Greetings!
The previous version of the lexer for my assembler project failed so hard when I was able to test it that I switched to using a library called logos
to handle actually making the lexer. With it, I'm only really making an enum that logos will use to make the lexer and some callback functions. There's only three of these callbacks left to implement, and all of them deal with a variable-length substring, unlike every other callback which deals with a fixed-length substring.
As an example, here's the code I have for a fixed-length token: an absolute hexadecimal address.
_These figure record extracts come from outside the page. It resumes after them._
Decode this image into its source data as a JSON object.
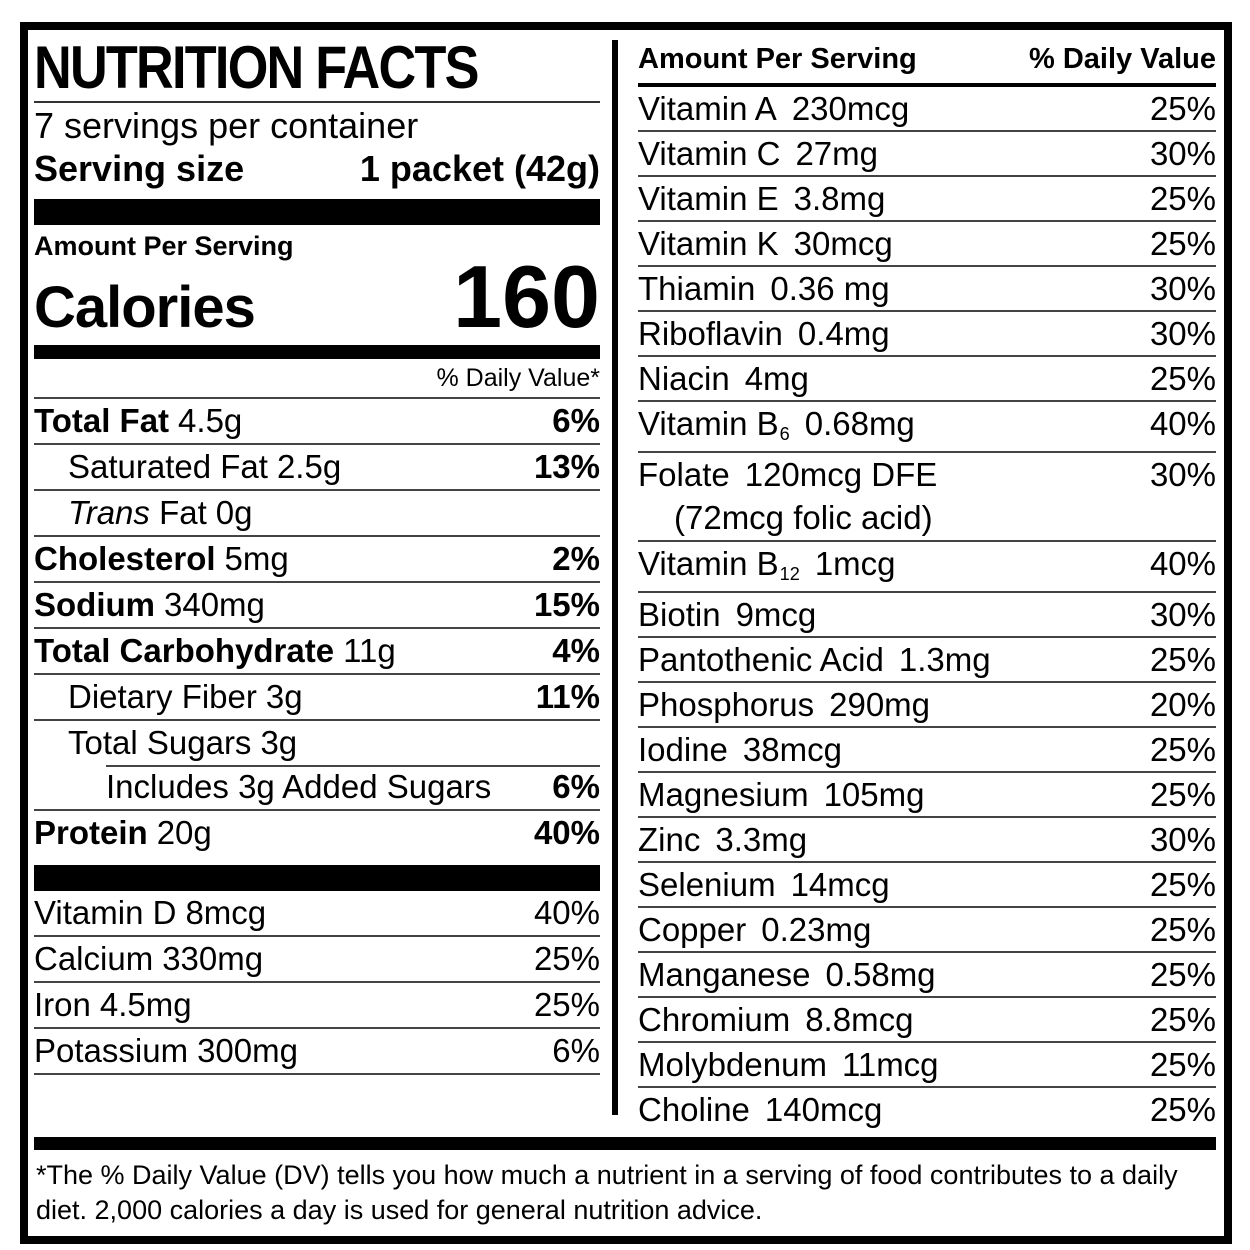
{
  "colors": {
    "text": "#000000",
    "background": "#ffffff",
    "rule": "#444444"
  },
  "label": {
    "title": "NUTRITION FACTS",
    "servings_per_container": "7 servings per container",
    "serving_size_label": "Serving size",
    "serving_size_value": "1 packet (42g)",
    "amount_per_serving": "Amount Per Serving",
    "calories_label": "Calories",
    "calories_value": "160",
    "daily_value_note": "% Daily Value*",
    "left_rows": [
      {
        "name": "Total Fat",
        "amount": "4.5g",
        "dv": "6%",
        "bold": true,
        "indent": 0
      },
      {
        "name": "Saturated Fat",
        "amount": "2.5g",
        "dv": "13%",
        "bold": false,
        "indent": 1
      },
      {
        "italic": "Trans",
        "name": "Fat",
        "amount": "0g",
        "dv": "",
        "bold": false,
        "indent": 1
      },
      {
        "name": "Cholesterol",
        "amount": "5mg",
        "dv": "2%",
        "bold": true,
        "indent": 0
      },
      {
        "name": "Sodium",
        "amount": "340mg",
        "dv": "15%",
        "bold": true,
        "indent": 0
      },
      {
        "name": "Total Carbohydrate",
        "amount": "11g",
        "dv": "4%",
        "bold": true,
        "indent": 0
      },
      {
        "name": "Dietary Fiber",
        "amount": "3g",
        "dv": "11%",
        "bold": false,
        "indent": 1
      },
      {
        "name": "Total Sugars",
        "amount": "3g",
        "dv": "",
        "bold": false,
        "indent": 1
      },
      {
        "name": "Includes 3g Added Sugars",
        "amount": "",
        "dv": "6%",
        "bold": false,
        "indent": 2,
        "sep_indent": true
      },
      {
        "name": "Protein",
        "amount": "20g",
        "dv": "40%",
        "bold": true,
        "indent": 0
      }
    ],
    "left_micros": [
      {
        "name": "Vitamin D",
        "amount": "8mcg",
        "dv": "40%"
      },
      {
        "name": "Calcium",
        "amount": "330mg",
        "dv": "25%"
      },
      {
        "name": "Iron",
        "amount": "4.5mg",
        "dv": "25%"
      },
      {
        "name": "Potassium",
        "amount": "300mg",
        "dv": "6%"
      }
    ],
    "right_header": {
      "amount_per_serving": "Amount Per Serving",
      "daily_value": "% Daily Value"
    },
    "right_rows": [
      {
        "name": "Vitamin A",
        "amount": "230mcg",
        "dv": "25%"
      },
      {
        "name": "Vitamin C",
        "amount": "27mg",
        "dv": "30%"
      },
      {
        "name": "Vitamin E",
        "amount": "3.8mg",
        "dv": "25%"
      },
      {
        "name": "Vitamin K",
        "amount": "30mcg",
        "dv": "25%"
      },
      {
        "name": "Thiamin",
        "amount": "0.36 mg",
        "dv": "30%"
      },
      {
        "name": "Riboflavin",
        "amount": "0.4mg",
        "dv": "30%"
      },
      {
        "name": "Niacin",
        "amount": "4mg",
        "dv": "25%"
      },
      {
        "name": "Vitamin B",
        "sub": "6",
        "amount": "0.68mg",
        "dv": "40%"
      },
      {
        "name": "Folate",
        "amount": "120mcg DFE",
        "dv": "30%",
        "line2": "(72mcg folic acid)"
      },
      {
        "name": "Vitamin B",
        "sub": "12",
        "amount": "1mcg",
        "dv": "40%"
      },
      {
        "name": "Biotin",
        "amount": "9mcg",
        "dv": "30%"
      },
      {
        "name": "Pantothenic Acid",
        "amount": "1.3mg",
        "dv": "25%"
      },
      {
        "name": "Phosphorus",
        "amount": "290mg",
        "dv": "20%"
      },
      {
        "name": "Iodine",
        "amount": "38mcg",
        "dv": "25%"
      },
      {
        "name": "Magnesium",
        "amount": "105mg",
        "dv": "25%"
      },
      {
        "name": "Zinc",
        "amount": "3.3mg",
        "dv": "30%"
      },
      {
        "name": "Selenium",
        "amount": "14mcg",
        "dv": "25%"
      },
      {
        "name": "Copper",
        "amount": "0.23mg",
        "dv": "25%"
      },
      {
        "name": "Manganese",
        "amount": "0.58mg",
        "dv": "25%"
      },
      {
        "name": "Chromium",
        "amount": "8.8mcg",
        "dv": "25%"
      },
      {
        "name": "Molybdenum",
        "amount": "11mcg",
        "dv": "25%"
      },
      {
        "name": "Choline",
        "amount": "140mcg",
        "dv": "25%"
      }
    ],
    "footnote": "*The % Daily Value (DV) tells you how much a nutrient in a serving of food contributes to a daily diet. 2,000 calories a day is used for general nutrition advice."
  }
}
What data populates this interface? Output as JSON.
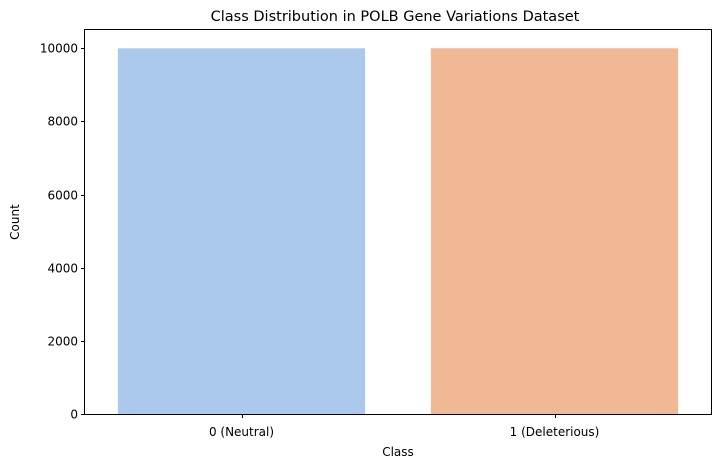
{
  "chart_data": {
    "type": "bar",
    "title": "Class Distribution in POLB Gene Variations Dataset",
    "xlabel": "Class",
    "ylabel": "Count",
    "categories": [
      "0 (Neutral)",
      "1 (Deleterious)"
    ],
    "values": [
      10000,
      10000
    ],
    "colors": [
      "#abc9ed",
      "#f0b894"
    ],
    "ylim": [
      0,
      10500
    ],
    "yticks": [
      0,
      2000,
      4000,
      6000,
      8000,
      10000
    ],
    "grid": false,
    "legend": "none"
  }
}
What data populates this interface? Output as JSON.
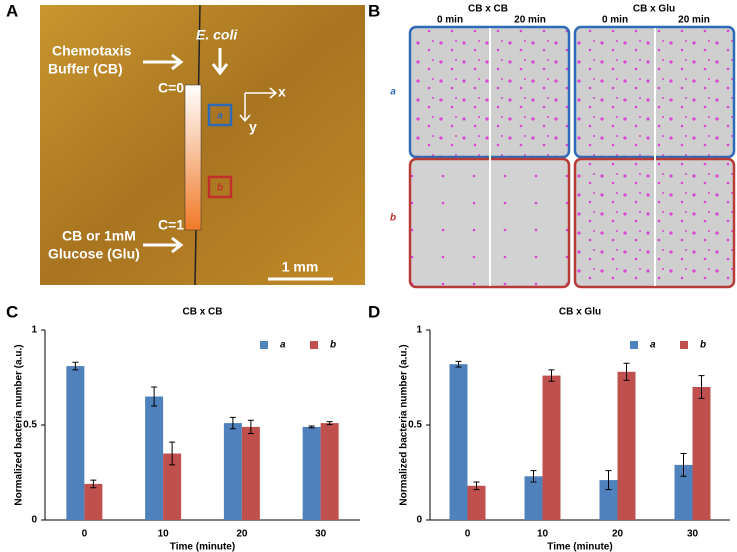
{
  "panel_labels": [
    "A",
    "B",
    "C",
    "D"
  ],
  "panel_a": {
    "buffer_label": [
      "Chemotaxis",
      "Buffer (CB)"
    ],
    "ecoli": "E. coli",
    "x_axis": "x",
    "y_axis": "y",
    "c0": "C=0",
    "c1": "C=1",
    "region_a": "a",
    "region_b": "b",
    "glucose_label": [
      "CB or 1mM",
      "Glucose (Glu)"
    ],
    "scale_bar": "1 mm"
  },
  "panel_b": {
    "columns": [
      "CB x CB",
      "CB x Glu"
    ],
    "times": [
      "0 min",
      "20 min",
      "0 min",
      "20 min"
    ],
    "rows": [
      "a",
      "b"
    ]
  },
  "chart_data": [
    {
      "type": "bar",
      "title": "CB x CB",
      "x_label": "Time (minute)",
      "y_label": "Normalized bacteria number (a.u.)",
      "categories": [
        "0",
        "10",
        "20",
        "30"
      ],
      "ylim": [
        0,
        1
      ],
      "yticks": [
        0,
        0.5,
        1
      ],
      "legend": "upper right",
      "series": [
        {
          "name": "a",
          "color": "#4f81bd",
          "values": [
            0.81,
            0.65,
            0.51,
            0.49
          ],
          "errors": [
            0.02,
            0.05,
            0.03,
            0.005
          ]
        },
        {
          "name": "b",
          "color": "#c0504d",
          "values": [
            0.19,
            0.35,
            0.49,
            0.51
          ],
          "errors": [
            0.02,
            0.06,
            0.035,
            0.008
          ]
        }
      ]
    },
    {
      "type": "bar",
      "title": "CB x Glu",
      "x_label": "Time (minute)",
      "y_label": "Normalized bacteria number (a.u.)",
      "categories": [
        "0",
        "10",
        "20",
        "30"
      ],
      "ylim": [
        0,
        1
      ],
      "yticks": [
        0,
        0.5,
        1
      ],
      "legend": "upper right",
      "series": [
        {
          "name": "a",
          "color": "#4f81bd",
          "values": [
            0.82,
            0.23,
            0.21,
            0.29
          ],
          "errors": [
            0.015,
            0.03,
            0.05,
            0.06
          ]
        },
        {
          "name": "b",
          "color": "#c0504d",
          "values": [
            0.18,
            0.76,
            0.78,
            0.7
          ],
          "errors": [
            0.02,
            0.03,
            0.045,
            0.06
          ]
        }
      ]
    }
  ]
}
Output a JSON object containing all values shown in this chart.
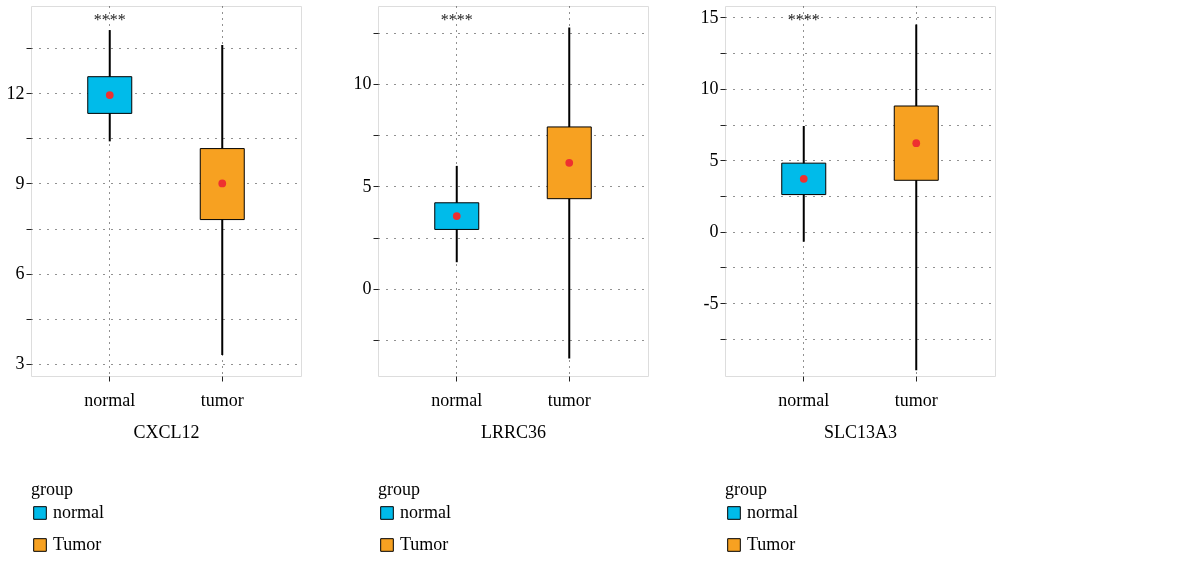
{
  "chart_data": [
    {
      "type": "box",
      "xlabel": "CXCL12",
      "categories": [
        "normal",
        "tumor"
      ],
      "ylim": [
        2.6,
        14.9
      ],
      "yticks": [
        3,
        {
          "value": 4.5,
          "label": null
        },
        6,
        {
          "value": 7.5,
          "label": null
        },
        9,
        {
          "value": 10.5,
          "label": null
        },
        12,
        {
          "value": 13.5,
          "label": null
        }
      ],
      "grid": true,
      "legend": "bottom",
      "legend_title": "group",
      "annotations": [
        "****"
      ],
      "series": [
        {
          "name": "normal",
          "color": "#00bbea",
          "x": [
            "normal"
          ],
          "boxes": [
            {
              "low": 10.4,
              "q1": 11.33,
              "median": 11.94,
              "q3": 12.55,
              "high": 14.1
            }
          ]
        },
        {
          "name": "Tumor",
          "color": "#f7a121",
          "x": [
            "tumor"
          ],
          "boxes": [
            {
              "low": 3.3,
              "q1": 7.8,
              "median": 9.0,
              "q3": 10.16,
              "high": 13.6
            }
          ]
        }
      ]
    },
    {
      "type": "box",
      "xlabel": "LRRC36",
      "categories": [
        "normal",
        "tumor"
      ],
      "ylim": [
        -4.25,
        13.8
      ],
      "yticks": [
        {
          "value": -2.5,
          "label": null
        },
        0,
        {
          "value": 2.5,
          "label": null
        },
        5,
        {
          "value": 7.5,
          "label": null
        },
        10,
        {
          "value": 12.5,
          "label": null
        }
      ],
      "grid": true,
      "legend": "bottom",
      "legend_title": "group",
      "annotations": [
        "****"
      ],
      "series": [
        {
          "name": "normal",
          "color": "#00bbea",
          "x": [
            "normal"
          ],
          "boxes": [
            {
              "low": 1.3,
              "q1": 2.9,
              "median": 3.55,
              "q3": 4.2,
              "high": 6.0
            }
          ]
        },
        {
          "name": "Tumor",
          "color": "#f7a121",
          "x": [
            "tumor"
          ],
          "boxes": [
            {
              "low": -3.4,
              "q1": 4.4,
              "median": 6.15,
              "q3": 7.9,
              "high": 12.75
            }
          ]
        }
      ]
    },
    {
      "type": "box",
      "xlabel": "SLC13A3",
      "categories": [
        "normal",
        "tumor"
      ],
      "ylim": [
        -10.1,
        15.8
      ],
      "yticks": [
        {
          "value": -7.5,
          "label": null
        },
        -5,
        {
          "value": -2.5,
          "label": null
        },
        0,
        {
          "value": 2.5,
          "label": null
        },
        5,
        {
          "value": 7.5,
          "label": null
        },
        10,
        {
          "value": 12.5,
          "label": null
        },
        15
      ],
      "grid": true,
      "legend": "bottom",
      "legend_title": "group",
      "annotations": [
        "****"
      ],
      "series": [
        {
          "name": "normal",
          "color": "#00bbea",
          "x": [
            "normal"
          ],
          "boxes": [
            {
              "low": -0.7,
              "q1": 2.6,
              "median": 3.7,
              "q3": 4.8,
              "high": 7.4
            }
          ]
        },
        {
          "name": "Tumor",
          "color": "#f7a121",
          "x": [
            "tumor"
          ],
          "boxes": [
            {
              "low": -9.7,
              "q1": 3.6,
              "median": 6.2,
              "q3": 8.8,
              "high": 14.5
            }
          ]
        }
      ]
    }
  ]
}
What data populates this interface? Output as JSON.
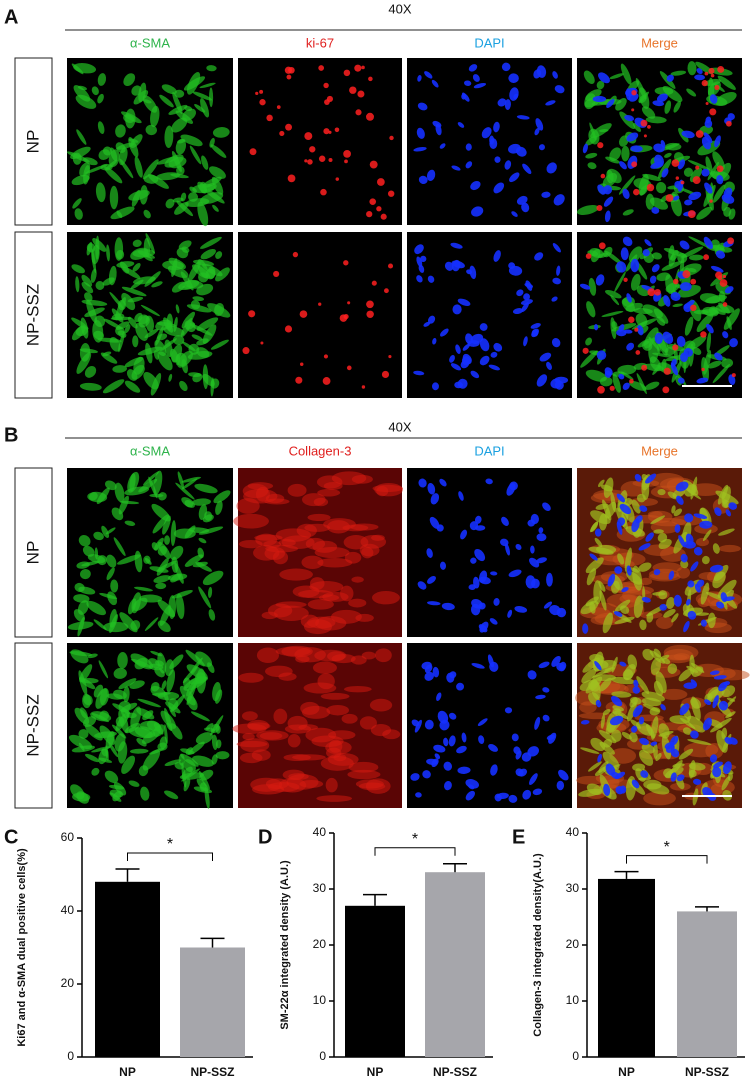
{
  "panels": [
    {
      "letter": "A",
      "magnification": "40X",
      "columns": [
        "α-SMA",
        "ki-67",
        "DAPI",
        "Merge"
      ],
      "rows": [
        "NP",
        "NP-SSZ"
      ]
    },
    {
      "letter": "B",
      "magnification": "40X",
      "columns": [
        "α-SMA",
        "Collagen-3",
        "DAPI",
        "Merge"
      ],
      "rows": [
        "NP",
        "NP-SSZ"
      ]
    }
  ],
  "chart_data": [
    {
      "type": "bar",
      "label": "C",
      "ylabel": "Ki67 and α-SMA dual positive cells(%)",
      "categories": [
        "NP",
        "NP-SSZ"
      ],
      "values": [
        48,
        30
      ],
      "errors": [
        3.5,
        2.5
      ],
      "colors": [
        "#000000",
        "#a6a6ab"
      ],
      "ylim": [
        0,
        60
      ],
      "yticks": [
        0,
        20,
        40,
        60
      ],
      "annotation": "*"
    },
    {
      "type": "bar",
      "label": "D",
      "ylabel": "SM-22α integrated density (A.U.)",
      "categories": [
        "NP",
        "NP-SSZ"
      ],
      "values": [
        27,
        33
      ],
      "errors": [
        2,
        1.5
      ],
      "colors": [
        "#000000",
        "#a6a6ab"
      ],
      "ylim": [
        0,
        40
      ],
      "yticks": [
        0,
        10,
        20,
        30,
        40
      ],
      "annotation": "*"
    },
    {
      "type": "bar",
      "label": "E",
      "ylabel": "Collagen-3 integrated density(A.U.)",
      "categories": [
        "NP",
        "NP-SSZ"
      ],
      "values": [
        31.8,
        26
      ],
      "errors": [
        1.3,
        0.8
      ],
      "colors": [
        "#000000",
        "#a6a6ab"
      ],
      "ylim": [
        0,
        40
      ],
      "yticks": [
        0,
        10,
        20,
        30,
        40
      ],
      "annotation": "*"
    }
  ]
}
fn addr_abs_hex(lex: &mut Lexer<Token>) -> Result<AddressInfo, ()> {
let slice: &str = lex.slice();
let poss_addr: Result<i32, ParseIntError> = i32::from_str_radix(&slice.substring(slice.len() - 6, slice.len()), 16);
match poss_addr {
Ok(t) => {
if t > 16777215 || t < 0 {
Err(())
} else {
Ok(AddressInfo { addr_type: AddressType::Absolute, base: NumBase::Hexadecimal, val: t })
}
},
Err(e) => Err(())
}
}
If you couldn't tell, the pertinent information in the string slice is at the end of the string slice. With all the fixed-length substrings, that's fine because I know how long it is. With something that can be any length, that poses a problem. I can't just scan forward from the start of the string, as I can potentially run into an identifier or string that the lexer has already tokenized. So, I need to scan the string back to front. In addition to that, when it comes to trying to find a string within the string, I need to check for an escaped "
, i.e. \"
. Which, as you may guess, complicate things.
I would like some help with this, as it has been stumping me. Thank you for your time, and have an awesome day!